O principal impulso do comentário cabalístico sobre a Torá reside no princípio místico que explica a conexão entre criação e revelação. A emanação divina foi descrita em termos de símbolos extraídos da doutrina das Sefirot ("emanações") e de símbolos extraídos da esfera da linguagem e compostos de letras e nomes. No caso deste último, o processo de criação pode ser simbolizado como a palavra de Deus que, sendo biblicamente articulada como discurso divino, revela as leis supremas que determinam a hierarquia da criação. Deus se revela na Torá como Ele mesmo, e não como um meio de comunicação no sentido humano limitado. Compreender a mensagem da Torá desta forma humana pequena e finita impede a compreensão da verdadeira natureza da Torá. Para obter o significado interno da Torá, o cabalista adere a três princípios: o nome místico completo de Deus; a percepção da Torá como um organismo vivo; o significado infinito da fala divina.
Isto é religiosamente significativo e instrutivo para nós, modernos. A atitude cabalística em relação à Bíblia era um corolário natural da crença cabalística geral no caráter simbólico de todos os fenômenos terrenos. Na verdade, não havia nada, afirmavam os cabalistas, que possuísse apenas um aspecto externo; cada aspecto da Torá poderia ser examinado em busca de significados ocultos e realidades internas. Assim, todas as palavras desta revelação divina poderiam oferecer ao leitor esclarecido os segredos do pensamento e da criação divinos.

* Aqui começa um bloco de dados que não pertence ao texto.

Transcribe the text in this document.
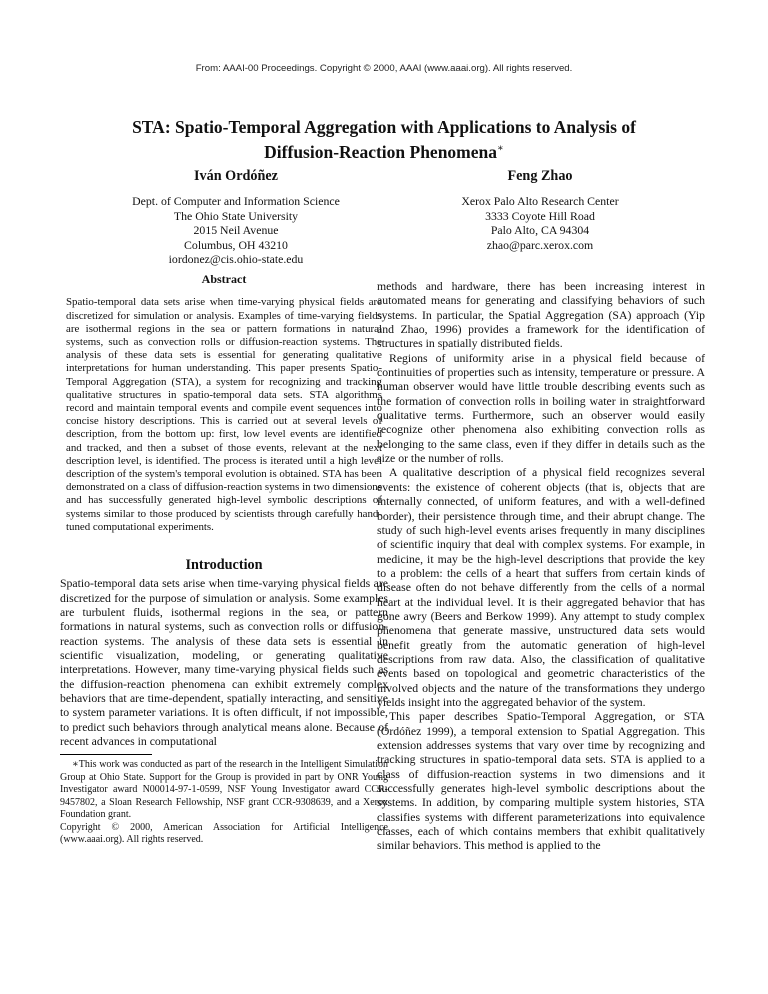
From: AAAI-00 Proceedings. Copyright © 2000, AAAI (www.aaai.org). All rights reserved.
STA: Spatio-Temporal Aggregation with Applications to Analysis of
Diffusion-Reaction Phenomena∗
Iván Ordóñez
Dept. of Computer and Information Science
The Ohio State University
2015 Neil Avenue
Columbus, OH 43210
iordonez@cis.ohio-state.edu
Feng Zhao
Xerox Palo Alto Research Center
3333 Coyote Hill Road
Palo Alto, CA 94304
zhao@parc.xerox.com
Abstract

Spatio-temporal data sets arise when time-varying physical fields are discretized for simulation or analysis. Examples of time-varying fields are isothermal regions in the sea or pattern formations in natural systems, such as convection rolls or diffusion-reaction systems. The analysis of these data sets is essential for generating qualitative interpretations for human understanding. This paper presents Spatio-Temporal Aggregation (STA), a system for recognizing and tracking qualitative structures in spatio-temporal data sets. STA algorithms record and maintain temporal events and compile event sequences into concise history descriptions. This is carried out at several levels of description, from the bottom up: first, low level events are identified and tracked, and then a subset of those events, relevant at the next description level, is identified. The process is iterated until a high level description of the system's temporal evolution is obtained. STA has been demonstrated on a class of diffusion-reaction systems in two dimensions and has successfully generated high-level symbolic descriptions of systems similar to those produced by scientists through carefully hand-tuned computational experiments.

Introduction

Spatio-temporal data sets arise when time-varying physical fields are discretized for the purpose of simulation or analysis. Some examples are turbulent fluids, isothermal regions in the sea, or pattern formations in natural systems, such as convection rolls or diffusion-reaction systems. The analysis of these data sets is essential in scientific visualization, modeling, or generating qualitative interpretations. However, many time-varying physical fields such as the diffusion-reaction phenomena can exhibit extremely complex behaviors that are time-dependent, spatially interacting, and sensitive to system parameter variations. It is often difficult, if not impossible, to predict such behaviors through analytical means alone. Because of recent advances in computational

∗This work was conducted as part of the research in the Intelligent Simulation Group at Ohio State. Support for the Group is provided in part by ONR Young Investigator award N00014-97-1-0599, NSF Young Investigator award CCR-9457802, a Sloan Research Fellowship, NSF grant CCR-9308639, and a Xerox Foundation grant.

Copyright © 2000, American Association for Artificial Intelligence (www.aaai.org). All rights reserved.

methods and hardware, there has been increasing interest in automated means for generating and classifying behaviors of such systems. In particular, the Spatial Aggregation (SA) approach (Yip and Zhao, 1996) provides a framework for the identification of structures in spatially distributed fields.

Regions of uniformity arise in a physical field because of continuities of properties such as intensity, temperature or pressure. A human observer would have little trouble describing events such as the formation of convection rolls in boiling water in straightforward qualitative terms. Furthermore, such an observer would easily recognize other phenomena also exhibiting convection rolls as belonging to the same class, even if they differ in details such as the size or the number of rolls.

A qualitative description of a physical field recognizes several events: the existence of coherent objects (that is, objects that are internally connected, of uniform features, and with a well-defined border), their persistence through time, and their abrupt change. The study of such high-level events arises frequently in many disciplines of scientific inquiry that deal with complex systems. For example, in medicine, it may be the high-level descriptions that provide the key to a problem: the cells of a heart that suffers from certain kinds of disease often do not behave differently from the cells of a normal heart at the individual level. It is their aggregated behavior that has gone awry (Beers and Berkow 1999). Any attempt to study complex phenomena that generate massive, unstructured data sets would benefit greatly from the automatic generation of high-level descriptions from raw data. Also, the classification of qualitative events based on topological and geometric characteristics of the involved objects and the nature of the transformations they undergo yields insight into the aggregated behavior of the system.

This paper describes Spatio-Temporal Aggregation, or STA (Ordóñez 1999), a temporal extension to Spatial Aggregation. This extension addresses systems that vary over time by recognizing and tracking structures in spatio-temporal data sets. STA is applied to a class of diffusion-reaction systems in two dimensions and it successfully generates high-level symbolic descriptions about the systems. In addition, by comparing multiple system histories, STA classifies systems with different parameterizations into equivalence classes, each of which contains members that exhibit qualitatively similar behaviors. This method is applied to the
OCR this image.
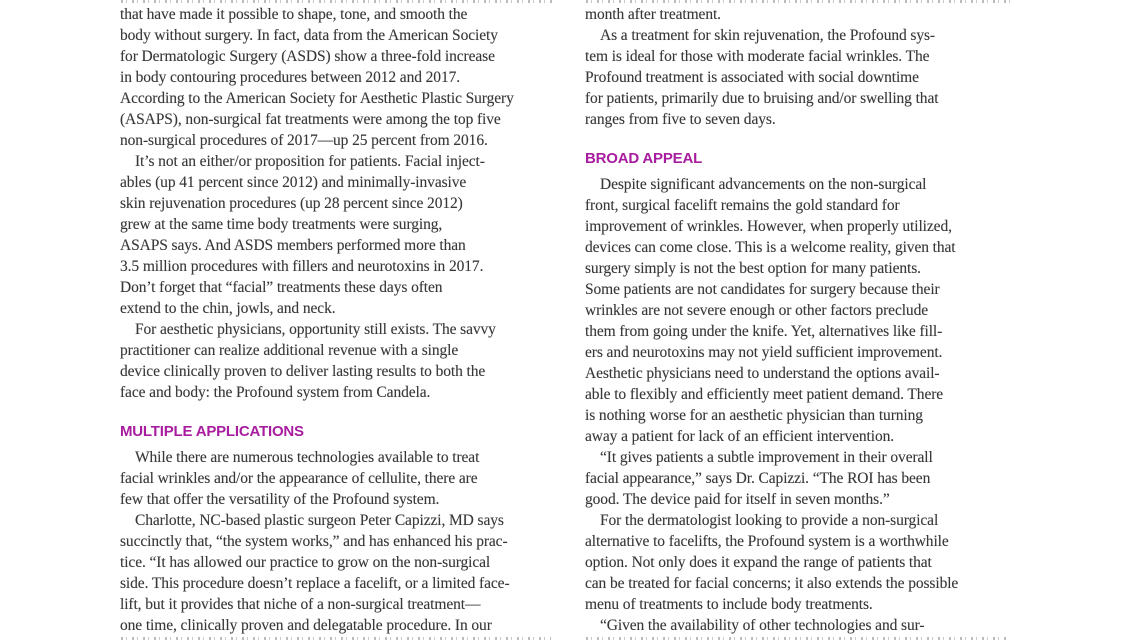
that have made it possible to shape, tone, and smooth the
body without surgery. In fact, data from the American Society
for Dermatologic Surgery (ASDS) show a three-fold increase
in body contouring procedures between 2012 and 2017.
According to the American Society for Aesthetic Plastic Surgery
(ASAPS), non-surgical fat treatments were among the top five
non-surgical procedures of 2017—up 25 percent from 2016.
It’s not an either/or proposition for patients. Facial inject-
ables (up 41 percent since 2012) and minimally-invasive
skin rejuvenation procedures (up 28 percent since 2012)
grew at the same time body treatments were surging,
ASAPS says. And ASDS members performed more than
3.5 million procedures with fillers and neurotoxins in 2017.
Don’t forget that “facial” treatments these days often
extend to the chin, jowls, and neck.
For aesthetic physicians, opportunity still exists. The savvy
practitioner can realize additional revenue with a single
device clinically proven to deliver lasting results to both the
face and body: the Profound system from Candela.
MULTIPLE APPLICATIONS
While there are numerous technologies available to treat
facial wrinkles and/or the appearance of cellulite, there are
few that offer the versatility of the Profound system.
Charlotte, NC-based plastic surgeon Peter Capizzi, MD says
succinctly that, “the system works,” and has enhanced his prac-
tice. “It has allowed our practice to grow on the non-surgical
side. This procedure doesn’t replace a facelift, or a limited face-
lift, but it provides that niche of a non-surgical treatment—
one time, clinically proven and delegatable procedure. In our
month after treatment.
As a treatment for skin rejuvenation, the Profound sys-
tem is ideal for those with moderate facial wrinkles. The
Profound treatment is associated with social downtime
for patients, primarily due to bruising and/or swelling that
ranges from five to seven days.
BROAD APPEAL
Despite significant advancements on the non-surgical
front, surgical facelift remains the gold standard for
improvement of wrinkles. However, when properly utilized,
devices can come close. This is a welcome reality, given that
surgery simply is not the best option for many patients.
Some patients are not candidates for surgery because their
wrinkles are not severe enough or other factors preclude
them from going under the knife. Yet, alternatives like fill-
ers and neurotoxins may not yield sufficient improvement.
Aesthetic physicians need to understand the options avail-
able to flexibly and efficiently meet patient demand. There
is nothing worse for an aesthetic physician than turning
away a patient for lack of an efficient intervention.
“It gives patients a subtle improvement in their overall
facial appearance,” says Dr. Capizzi. “The ROI has been
good. The device paid for itself in seven months.”
For the dermatologist looking to provide a non-surgical
alternative to facelifts, the Profound system is a worthwhile
option. Not only does it expand the range of patients that
can be treated for facial concerns; it also extends the possible
menu of treatments to include body treatments.
“Given the availability of other technologies and sur-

Este tipo de pensamento foi reforçado pela evolução do pensamento rabínico normativo que, através dos seus comentários talmúdicos e midráshicos, transformou uma narrativa altamente literal e legalista numa obra para ser lida em muitos níveis e em todas as dimensões. Este foi o desafio dos rabinos e dos cabalistas. O resto é nossa responsabilidade. Quão profundamente investigamos os ensinamentos internos da Torá? Os cabalistas fornecem tanto a metodologia quanto a inspiração.